After giving police a verbal confession, G. Dep enters a not guilty plea in his current murder trial.
After walking into a New York police precinct and confessing to the 1993 murder of John Henkel, G. Dep has entered a plea of not guilty in his ongoing murder trial. Nearly one month ago, G. Dep (real name Trevell Coleman) told officers at Harlem’s 25th precinct that his conscience was getting the best of him after he shot Henkel during a botched 1993 robbery. The Manhattan Supreme Court quickly charged Coleman with second-degree murder—a charge, which carries a 25-to-life sentence.

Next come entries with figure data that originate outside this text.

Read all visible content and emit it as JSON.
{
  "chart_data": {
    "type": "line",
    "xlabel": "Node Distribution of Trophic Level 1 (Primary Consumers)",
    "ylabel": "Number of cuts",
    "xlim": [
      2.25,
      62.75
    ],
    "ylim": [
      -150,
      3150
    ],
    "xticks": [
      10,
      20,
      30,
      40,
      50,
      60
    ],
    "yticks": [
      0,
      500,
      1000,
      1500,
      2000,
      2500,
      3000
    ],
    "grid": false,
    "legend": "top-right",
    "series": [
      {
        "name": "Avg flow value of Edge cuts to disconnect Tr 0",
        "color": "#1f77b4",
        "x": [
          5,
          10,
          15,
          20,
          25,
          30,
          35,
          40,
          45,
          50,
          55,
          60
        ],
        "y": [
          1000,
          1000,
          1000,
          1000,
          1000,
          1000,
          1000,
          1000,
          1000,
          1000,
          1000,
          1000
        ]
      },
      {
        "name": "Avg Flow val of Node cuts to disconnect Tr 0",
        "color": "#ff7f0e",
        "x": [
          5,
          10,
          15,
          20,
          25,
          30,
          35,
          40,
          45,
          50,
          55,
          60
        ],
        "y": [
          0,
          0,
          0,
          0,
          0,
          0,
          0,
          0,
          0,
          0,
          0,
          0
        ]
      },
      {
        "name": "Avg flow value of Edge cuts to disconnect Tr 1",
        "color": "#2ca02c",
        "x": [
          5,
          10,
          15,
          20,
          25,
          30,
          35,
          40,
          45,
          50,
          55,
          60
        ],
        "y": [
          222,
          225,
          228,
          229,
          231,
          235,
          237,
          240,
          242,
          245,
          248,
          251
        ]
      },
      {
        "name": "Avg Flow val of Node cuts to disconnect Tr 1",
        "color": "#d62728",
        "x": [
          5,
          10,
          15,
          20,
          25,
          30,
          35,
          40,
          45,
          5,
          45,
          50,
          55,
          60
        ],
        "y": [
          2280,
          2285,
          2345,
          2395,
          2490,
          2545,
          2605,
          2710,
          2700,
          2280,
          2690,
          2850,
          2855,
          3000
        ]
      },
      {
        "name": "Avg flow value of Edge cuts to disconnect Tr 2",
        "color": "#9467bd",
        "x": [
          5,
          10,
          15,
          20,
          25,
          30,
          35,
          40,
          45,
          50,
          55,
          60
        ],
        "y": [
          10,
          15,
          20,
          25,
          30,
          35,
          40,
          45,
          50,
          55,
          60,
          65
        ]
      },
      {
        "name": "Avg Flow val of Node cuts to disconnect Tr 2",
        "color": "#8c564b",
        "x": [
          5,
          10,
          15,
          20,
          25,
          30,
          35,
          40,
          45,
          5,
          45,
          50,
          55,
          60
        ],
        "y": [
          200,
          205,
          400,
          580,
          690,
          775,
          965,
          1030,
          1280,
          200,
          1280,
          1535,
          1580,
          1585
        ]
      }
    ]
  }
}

Coleman’s lawyer, Anthony Ricco, said his client still stands by his account of shooting Henkel, and that the not guilty plea was more of a procedural move to give him more time to examine Coleman’s confession.
“We want to make sure what we’re dealing with the reality of what actually happened that night,” Ricco told the Wall Street Journal. “Some will call what he did stupid, but I think he’s doing it to get things right between himself and God.”
Ricco added that Coleman had struggled with PCP use in past years, and his confession may have been linked to the practice of making amends that many rehabilitation programs promote. Both Ricco and members of Henkel’s family have stated they believe the murder would have remained unsolved if Coleman had not stepped forward. In addition to the murder charge, a grand jury also indicted Coleman on manslaughter and criminal use of a firearm charges; he is due back in court on February 10.